Stress "is known to have a negative impact on our health. By looking at whether optimistic people handle day-to-day stressors differently, our findings add to knowledge about how optimism may promote good health as people age," said Dr Lee.
"When people go through intervention such as identifying goals and then imagining a future where everything turns out well and that their goals have been reached, or more intensive kinds of behavioural intervention that their optimism level can be increased."
"One way to become more optimistic is to develop an awareness of how we internally react to or judge a situation," she said.
"Oftentimes, our automatic reaction involves a negative evaluation or a worst-case scenario. It will be useful to catch ourselves doing that and then try to come up with different ways of approaching the situation.
"A more optimistic thought does not mean being Pollyanna-ish or ignoring risks, which is a common misconception about optimism. It may involve acknowledging our strengths, past examples of success, and areas over which we have control so that we can arrive at a more positive and confident outlook."
A 2019 study by the same research team found that the most optimistic men and women lived 11 to 15 per cent longer than the least optimistic people, even after controlling for confounding factors such as chronic disease, educational attainment, and health behaviours like exercise, diet, and alcohol use.
Professor Andrew Steptoe, head of behavioural science and health at UCL, said optimists may genuinely lead more stress-free existences than pessimists. For example, they may be easier to get on with than pessimists and run into conflict less often. Or they may be less likely to view daily incidents as stresses.
"If you have an optimistic disposition, it seems quite plausible that you won't regard relatively trivial occurrences in your life as stressful," he said.
"There is evidence that greater optimism and less pessimism is linked with reduced risk of future ill-health.
"This could be related to lifestyle - greater physical activity, better diet, less smoking – though optimism also has biological correlates, such as lower systemic inflammation, that may be health protective."

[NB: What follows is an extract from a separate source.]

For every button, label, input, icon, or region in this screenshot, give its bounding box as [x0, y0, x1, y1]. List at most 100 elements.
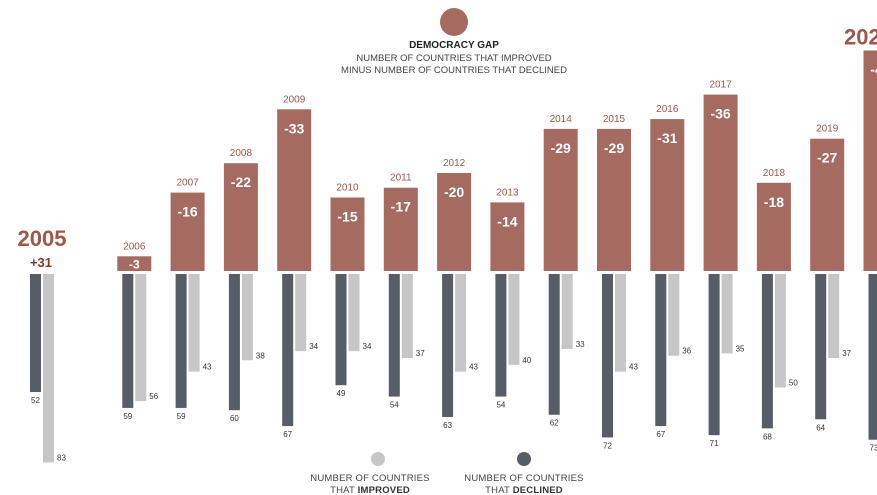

Jagdish Khubchandani, PhD, professor of public health at New Mexico State University, interviewed by Healthline, said, "In the 21st century, a lot of evidence has emerged on optimism and positivity and how they can influence immune systems, brain function, and physical health,"
"Too much stress and negative states of mind weaken the neuroendocrine and immune responses of the body, causing vulnerability to disease or weaker recovery from diseases as the body cannot mount a strong response to stress and disease. It is a complex interplay of disease/stressor vulnerability, perception of disease/stress, and the reaction of our body to stressors/disease that are interlinked."
"Find and focus on behaviours toward positive outcomes that can be accomplished and experienced in the future, and behaviour and situations that can be changed versus those that are more fixed or rigid," said Joel Milam, PhD, a professor of epidemiology and biostatistics with the University of California at Irvine Program in Public Health.
One suggestion is to "reduce exposure to news/mass media, which tend to present negative situations as pervasive/universal, permanent, and uncontrollable. These situational perspectives undermine optimism."
Focusing on mindfulness and intention may help, too.
"We have to be intentionally optimistic," Gregory Scott Brown, MD, a psychiatrist, mental health writer, and author of "The Self-Healing Mind," told Healthline.
"There are two sides to every coin, and sometimes it's just easier to focus on ways things aren't going well. Sometimes, I begin my appointments by asking patients to tell me three things that are going well in their life. It can completely change the tone of the next hour of our conversation."
"Imagine if we began every day with intentional gratitude for the good things in our life. I suspect it would positively benefit our physical and mental health."